Paper Recap -- Towards Interpretable Sparse Graph Representation Learning with Laplacian Pooling

Published: 03.20.2020

Paper Author: Noutahi et al.

Paper: arXiv


  • Heirarchical graph pooling approach meant to improve the interpretability of graph neural networks.
  • LaPool iteratively coarsens (collapses nodes to single one) graphs in order to allow for message passing updates to reach nodes that are distant in the original graph.
  • The main intuition is to use a node-level smoothness measure to determine which nodes to use as pooling centers.
  • Models which use this pooling layer outperform other pooling-based GNNs.
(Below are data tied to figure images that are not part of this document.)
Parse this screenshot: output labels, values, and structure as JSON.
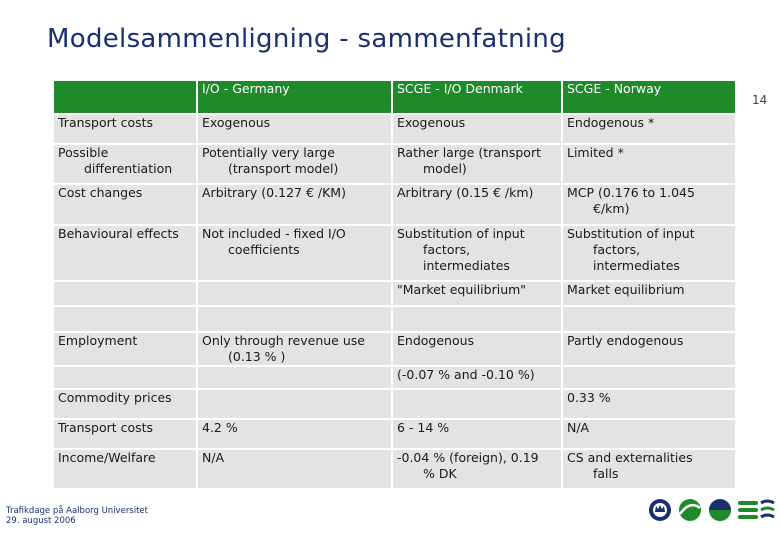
{
  "title": "Modelsammenligning - sammenfatning",
  "page_number": "14",
  "header": [
    "",
    "I/O - Germany",
    "SCGE - I/O Denmark",
    "SCGE - Norway"
  ],
  "rows": [
    {
      "cells": [
        [
          "Transport costs"
        ],
        [
          "Exogenous"
        ],
        [
          "Exogenous"
        ],
        [
          "Endogenous *"
        ]
      ]
    },
    {
      "cells": [
        [
          "Possible",
          "differentiation"
        ],
        [
          "Potentially very large",
          "(transport model)"
        ],
        [
          "Rather large (transport",
          "model)"
        ],
        [
          "Limited *"
        ]
      ]
    },
    {
      "cells": [
        [
          "Cost changes"
        ],
        [
          "Arbitrary (0.127 € /KM)"
        ],
        [
          "Arbitrary (0.15 € /km)"
        ],
        [
          "MCP (0.176 to 1.045",
          "€/km)"
        ]
      ]
    },
    {
      "cells": [
        [
          "Behavioural effects"
        ],
        [
          "Not included - fixed I/O",
          "coefficients"
        ],
        [
          "Substitution of input",
          "factors,",
          "intermediates"
        ],
        [
          "Substitution of input",
          "factors,",
          "intermediates"
        ]
      ]
    },
    {
      "cells": [
        [
          ""
        ],
        [
          ""
        ],
        [
          "\"Market equilibrium\""
        ],
        [
          "Market equilibrium"
        ]
      ]
    },
    {
      "cells": [
        [
          ""
        ],
        [
          ""
        ],
        [
          ""
        ],
        [
          ""
        ]
      ]
    },
    {
      "cells": [
        [
          "Employment"
        ],
        [
          "Only through revenue use",
          "(0.13 % )"
        ],
        [
          "Endogenous"
        ],
        [
          "Partly endogenous"
        ]
      ]
    },
    {
      "cells": [
        [
          ""
        ],
        [
          ""
        ],
        [
          "(-0.07 % and -0.10 %)"
        ],
        [
          ""
        ]
      ]
    },
    {
      "cells": [
        [
          "Commodity prices"
        ],
        [
          ""
        ],
        [
          ""
        ],
        [
          "0.33 %"
        ]
      ]
    },
    {
      "cells": [
        [
          "Transport costs"
        ],
        [
          "4.2 %"
        ],
        [
          "6 - 14 %"
        ],
        [
          "N/A"
        ]
      ]
    },
    {
      "cells": [
        [
          "Income/Welfare"
        ],
        [
          "N/A"
        ],
        [
          "-0.04 % (foreign), 0.19",
          "% DK"
        ],
        [
          "CS and externalities",
          "falls"
        ]
      ]
    }
  ],
  "footer": {
    "line1": "Trafikdage på Aalborg Universitet",
    "line2": "29. august 2006"
  },
  "logos": [
    "crown-seal-icon",
    "green-swoosh-icon",
    "blue-green-ball-icon",
    "green-stripes-icon",
    "wave-stripes-icon"
  ]
}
  • A graph Laplacian is \(\mathbf{L} = \mathbf{D} - \mathbf{A}\) where \(\mathbf{D}\) is a diagonal matrix storing the degree of each node in the graph, and \(A\) is a standard adjacency matrix.
  • Define a smoothness measure
  • \(s(\mathbf{f}) = (\mathbf{f}^T L \mathbf{f}) = \frac{1}{2} \sum_{i,j}^{n} \mathbf{A}_{i,j} (f_i - f_j)^2\).
  • where \(\mathbf{f}\) can be thought of as a vector signals \(f_i\) coming from each node.
  • Therefore \(s\) gives the difference in signal between each node and its neighbors. i.e. how much it stands out from its neighbors.